Treasury Options Bet on Inflation Data

A bold move by a Treasury options trader has set the stage for a potential $15 million windfall or loss based on next week's inflation data. The trader's risk-reversal strategy involves selling put options and buying call options on the June 10-year note futures contract, with a modest investment of $150,000. This position, hinging on the 10-year Treasury note's yield movements, underscores the high stakes in anticipating economic indicators. The strategy profits if yields fall below 4.35% and loses if they rise above 4.58%, with rapid gains or losses beyond these thresholds.

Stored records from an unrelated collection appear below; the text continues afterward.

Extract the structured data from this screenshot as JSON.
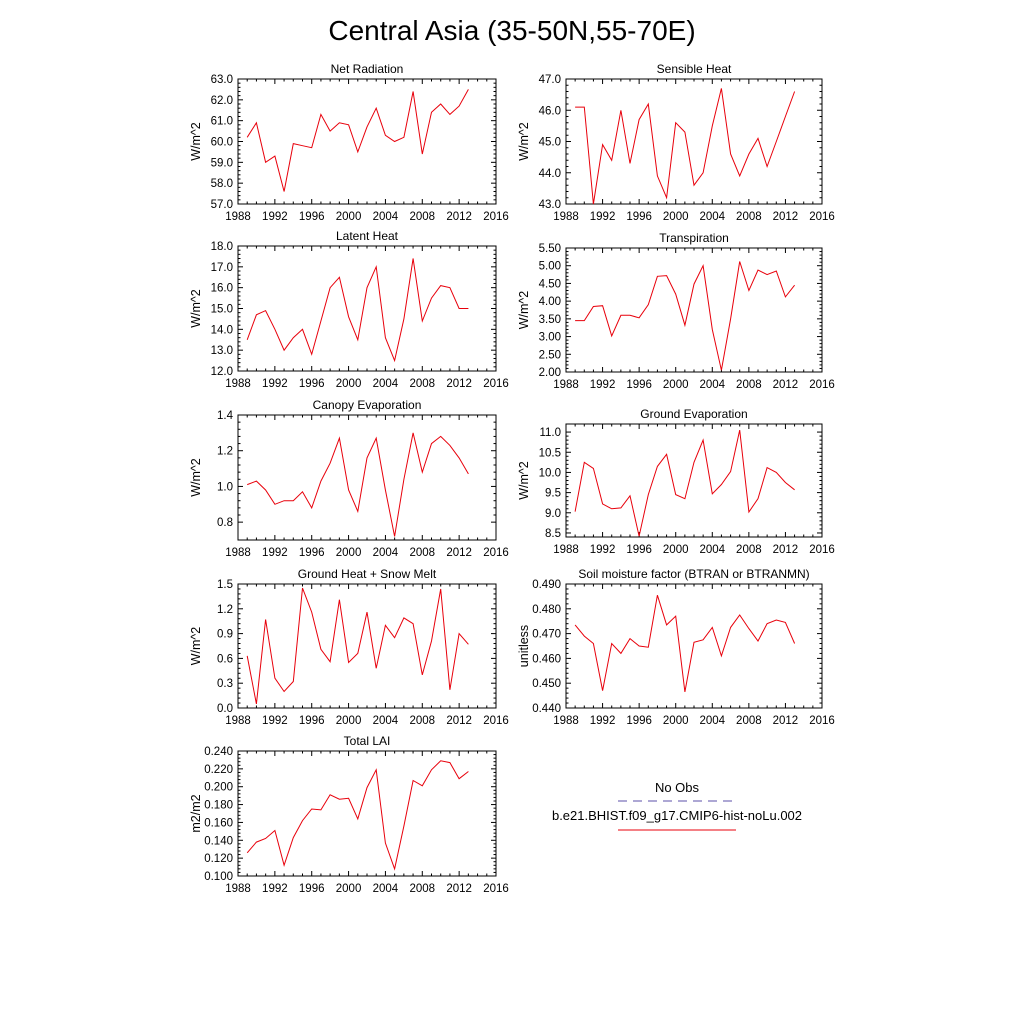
{
  "title": "Central Asia (35-50N,55-70E)",
  "colors": {
    "model_line": "#e8000b",
    "obs_line": "#5b4fa8",
    "axis": "#000000"
  },
  "chart_data": [
    {
      "type": "line",
      "title": "Net Radiation",
      "ylabel": "W/m^2",
      "xlim": [
        1988,
        2016
      ],
      "ylim": [
        57.0,
        63.0
      ],
      "xticks": [
        1988,
        1992,
        1996,
        2000,
        2004,
        2008,
        2012,
        2016
      ],
      "yticks": [
        "57.0",
        "58.0",
        "59.0",
        "60.0",
        "61.0",
        "62.0",
        "63.0"
      ],
      "x": [
        1989,
        1990,
        1991,
        1992,
        1993,
        1994,
        1995,
        1996,
        1997,
        1998,
        1999,
        2000,
        2001,
        2002,
        2003,
        2004,
        2005,
        2006,
        2007,
        2008,
        2009,
        2010,
        2011,
        2012,
        2013
      ],
      "series": [
        {
          "values": [
            60.2,
            60.9,
            59.0,
            59.3,
            57.6,
            59.9,
            59.8,
            59.7,
            61.3,
            60.5,
            60.9,
            60.8,
            59.5,
            60.7,
            61.6,
            60.3,
            60.0,
            60.2,
            62.4,
            59.4,
            61.4,
            61.8,
            61.3,
            61.7,
            62.5
          ]
        }
      ]
    },
    {
      "type": "line",
      "title": "Sensible Heat",
      "ylabel": "W/m^2",
      "xlim": [
        1988,
        2016
      ],
      "ylim": [
        43.0,
        47.0
      ],
      "xticks": [
        1988,
        1992,
        1996,
        2000,
        2004,
        2008,
        2012,
        2016
      ],
      "yticks": [
        "43.0",
        "44.0",
        "45.0",
        "46.0",
        "47.0"
      ],
      "x": [
        1989,
        1990,
        1991,
        1992,
        1993,
        1994,
        1995,
        1996,
        1997,
        1998,
        1999,
        2000,
        2001,
        2002,
        2003,
        2004,
        2005,
        2006,
        2007,
        2008,
        2009,
        2010,
        2011,
        2012,
        2013
      ],
      "series": [
        {
          "values": [
            46.1,
            46.1,
            43.0,
            44.9,
            44.4,
            46.0,
            44.3,
            45.7,
            46.2,
            43.9,
            43.2,
            45.6,
            45.3,
            43.6,
            44.0,
            45.5,
            46.7,
            44.6,
            43.9,
            44.6,
            45.1,
            44.2,
            45.0,
            45.8,
            46.6
          ]
        }
      ]
    },
    {
      "type": "line",
      "title": "Latent Heat",
      "ylabel": "W/m^2",
      "xlim": [
        1988,
        2016
      ],
      "ylim": [
        12.0,
        18.0
      ],
      "xticks": [
        1988,
        1992,
        1996,
        2000,
        2004,
        2008,
        2012,
        2016
      ],
      "yticks": [
        "12.0",
        "13.0",
        "14.0",
        "15.0",
        "16.0",
        "17.0",
        "18.0"
      ],
      "x": [
        1989,
        1990,
        1991,
        1992,
        1993,
        1994,
        1995,
        1996,
        1997,
        1998,
        1999,
        2000,
        2001,
        2002,
        2003,
        2004,
        2005,
        2006,
        2007,
        2008,
        2009,
        2010,
        2011,
        2012,
        2013
      ],
      "series": [
        {
          "values": [
            13.5,
            14.7,
            14.9,
            14.0,
            13.0,
            13.6,
            14.0,
            12.8,
            14.4,
            16.0,
            16.5,
            14.6,
            13.5,
            16.0,
            17.0,
            13.6,
            12.5,
            14.5,
            17.4,
            14.4,
            15.5,
            16.1,
            16.0,
            15.0,
            15.0
          ]
        }
      ]
    },
    {
      "type": "line",
      "title": "Transpiration",
      "ylabel": "W/m^2",
      "xlim": [
        1988,
        2016
      ],
      "ylim": [
        2.0,
        5.5
      ],
      "xticks": [
        1988,
        1992,
        1996,
        2000,
        2004,
        2008,
        2012,
        2016
      ],
      "yticks": [
        "2.00",
        "2.50",
        "3.00",
        "3.50",
        "4.00",
        "4.50",
        "5.00",
        "5.50"
      ],
      "x": [
        1989,
        1990,
        1991,
        1992,
        1993,
        1994,
        1995,
        1996,
        1997,
        1998,
        1999,
        2000,
        2001,
        2002,
        2003,
        2004,
        2005,
        2006,
        2007,
        2008,
        2009,
        2010,
        2011,
        2012,
        2013
      ],
      "series": [
        {
          "values": [
            3.45,
            3.45,
            3.85,
            3.87,
            3.02,
            3.6,
            3.6,
            3.53,
            3.9,
            4.7,
            4.72,
            4.2,
            3.32,
            4.48,
            5.0,
            3.2,
            2.05,
            3.5,
            5.12,
            4.3,
            4.88,
            4.75,
            4.85,
            4.12,
            4.45
          ]
        }
      ]
    },
    {
      "type": "line",
      "title": "Canopy Evaporation",
      "ylabel": "W/m^2",
      "xlim": [
        1988,
        2016
      ],
      "ylim": [
        0.7,
        1.4
      ],
      "xticks": [
        1988,
        1992,
        1996,
        2000,
        2004,
        2008,
        2012,
        2016
      ],
      "yticks": [
        "0.8",
        "1.0",
        "1.2",
        "1.4"
      ],
      "ytick_values": [
        0.8,
        1.0,
        1.2,
        1.4
      ],
      "x": [
        1989,
        1990,
        1991,
        1992,
        1993,
        1994,
        1995,
        1996,
        1997,
        1998,
        1999,
        2000,
        2001,
        2002,
        2003,
        2004,
        2005,
        2006,
        2007,
        2008,
        2009,
        2010,
        2011,
        2012,
        2013
      ],
      "series": [
        {
          "values": [
            1.01,
            1.03,
            0.98,
            0.9,
            0.92,
            0.92,
            0.97,
            0.88,
            1.03,
            1.13,
            1.27,
            0.98,
            0.86,
            1.16,
            1.27,
            0.98,
            0.72,
            1.04,
            1.3,
            1.08,
            1.24,
            1.28,
            1.23,
            1.16,
            1.07
          ]
        }
      ]
    },
    {
      "type": "line",
      "title": "Ground Evaporation",
      "ylabel": "W/m^2",
      "xlim": [
        1988,
        2016
      ],
      "ylim": [
        8.4,
        11.2
      ],
      "xticks": [
        1988,
        1992,
        1996,
        2000,
        2004,
        2008,
        2012,
        2016
      ],
      "yticks": [
        "8.5",
        "9.0",
        "9.5",
        "10.0",
        "10.5",
        "11.0"
      ],
      "ytick_values": [
        8.5,
        9.0,
        9.5,
        10.0,
        10.5,
        11.0
      ],
      "x": [
        1989,
        1990,
        1991,
        1992,
        1993,
        1994,
        1995,
        1996,
        1997,
        1998,
        1999,
        2000,
        2001,
        2002,
        2003,
        2004,
        2005,
        2006,
        2007,
        2008,
        2009,
        2010,
        2011,
        2012,
        2013
      ],
      "series": [
        {
          "values": [
            9.03,
            10.25,
            10.1,
            9.22,
            9.1,
            9.12,
            9.42,
            8.42,
            9.45,
            10.15,
            10.45,
            9.45,
            9.35,
            10.25,
            10.8,
            9.47,
            9.7,
            10.02,
            11.05,
            9.02,
            9.35,
            10.12,
            10.0,
            9.75,
            9.57
          ]
        }
      ]
    },
    {
      "type": "line",
      "title": "Ground Heat + Snow Melt",
      "ylabel": "W/m^2",
      "xlim": [
        1988,
        2016
      ],
      "ylim": [
        0.0,
        1.5
      ],
      "xticks": [
        1988,
        1992,
        1996,
        2000,
        2004,
        2008,
        2012,
        2016
      ],
      "yticks": [
        "0.0",
        "0.3",
        "0.6",
        "0.9",
        "1.2",
        "1.5"
      ],
      "x": [
        1989,
        1990,
        1991,
        1992,
        1993,
        1994,
        1995,
        1996,
        1997,
        1998,
        1999,
        2000,
        2001,
        2002,
        2003,
        2004,
        2005,
        2006,
        2007,
        2008,
        2009,
        2010,
        2011,
        2012,
        2013
      ],
      "series": [
        {
          "values": [
            0.63,
            0.05,
            1.07,
            0.36,
            0.2,
            0.32,
            1.45,
            1.16,
            0.71,
            0.56,
            1.31,
            0.55,
            0.66,
            1.16,
            0.48,
            1.0,
            0.85,
            1.09,
            1.02,
            0.4,
            0.81,
            1.44,
            0.22,
            0.9,
            0.77
          ]
        }
      ]
    },
    {
      "type": "line",
      "title": "Soil moisture factor (BTRAN or BTRANMN)",
      "ylabel": "unitless",
      "xlim": [
        1988,
        2016
      ],
      "ylim": [
        0.44,
        0.49
      ],
      "xticks": [
        1988,
        1992,
        1996,
        2000,
        2004,
        2008,
        2012,
        2016
      ],
      "yticks": [
        "0.440",
        "0.450",
        "0.460",
        "0.470",
        "0.480",
        "0.490"
      ],
      "x": [
        1989,
        1990,
        1991,
        1992,
        1993,
        1994,
        1995,
        1996,
        1997,
        1998,
        1999,
        2000,
        2001,
        2002,
        2003,
        2004,
        2005,
        2006,
        2007,
        2008,
        2009,
        2010,
        2011,
        2012,
        2013
      ],
      "series": [
        {
          "values": [
            0.4735,
            0.469,
            0.466,
            0.447,
            0.466,
            0.462,
            0.468,
            0.465,
            0.4645,
            0.4855,
            0.4735,
            0.477,
            0.4465,
            0.4665,
            0.4675,
            0.4725,
            0.461,
            0.4725,
            0.4775,
            0.472,
            0.467,
            0.474,
            0.4755,
            0.4745,
            0.466
          ]
        }
      ]
    },
    {
      "type": "line",
      "title": "Total LAI",
      "ylabel": "m2/m2",
      "xlim": [
        1988,
        2016
      ],
      "ylim": [
        0.1,
        0.24
      ],
      "xticks": [
        1988,
        1992,
        1996,
        2000,
        2004,
        2008,
        2012,
        2016
      ],
      "yticks": [
        "0.100",
        "0.120",
        "0.140",
        "0.160",
        "0.180",
        "0.200",
        "0.220",
        "0.240"
      ],
      "x": [
        1989,
        1990,
        1991,
        1992,
        1993,
        1994,
        1995,
        1996,
        1997,
        1998,
        1999,
        2000,
        2001,
        2002,
        2003,
        2004,
        2005,
        2006,
        2007,
        2008,
        2009,
        2010,
        2011,
        2012,
        2013
      ],
      "series": [
        {
          "values": [
            0.126,
            0.138,
            0.142,
            0.151,
            0.112,
            0.143,
            0.162,
            0.175,
            0.174,
            0.191,
            0.186,
            0.187,
            0.164,
            0.199,
            0.219,
            0.137,
            0.108,
            0.156,
            0.207,
            0.201,
            0.219,
            0.229,
            0.227,
            0.209,
            0.217
          ]
        }
      ]
    }
  ],
  "legend": {
    "obs_label": "No Obs",
    "model_label": "b.e21.BHIST.f09_g17.CMIP6-hist-noLu.002"
  }
}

CLO Equity Draws Conservative Investors

In a surprising shift, pension plans and insurers are venturing into the high-risk, high-reward world of CLO equity tranches, raising $3.1 billion for such strategies. This move into the $1.3 trillion credit market's riskiest tier reflects a hunt for yield, despite the inherent dangers and the potential for lower recoveries and actual losses. The surge in demand from traditionally conservative investors marks a significant shift, with sales of new US CLOs up 64% this year, despite warnings from experts about the precarious risk-reward balance.

Currency Crisis Concerns Fuel Treasury Purchases

Hugh Hendry, the former CIO of Eclectica Asset Management, warns of a 'Mad Max' deflation scenario reminiscent of the 1998 Asian financial crisis, driven by global FX weakness. Hendry's response to these fears includes buying long-dated calls on US Treasuries, betting on a dramatic drop in yields from 4.5% to as low as 1.2%-1.5%. This strategy is a hedge against a potential Federal Reserve pivot from high rates, which could trigger a surge in risk assets and significantly elevate asset prices.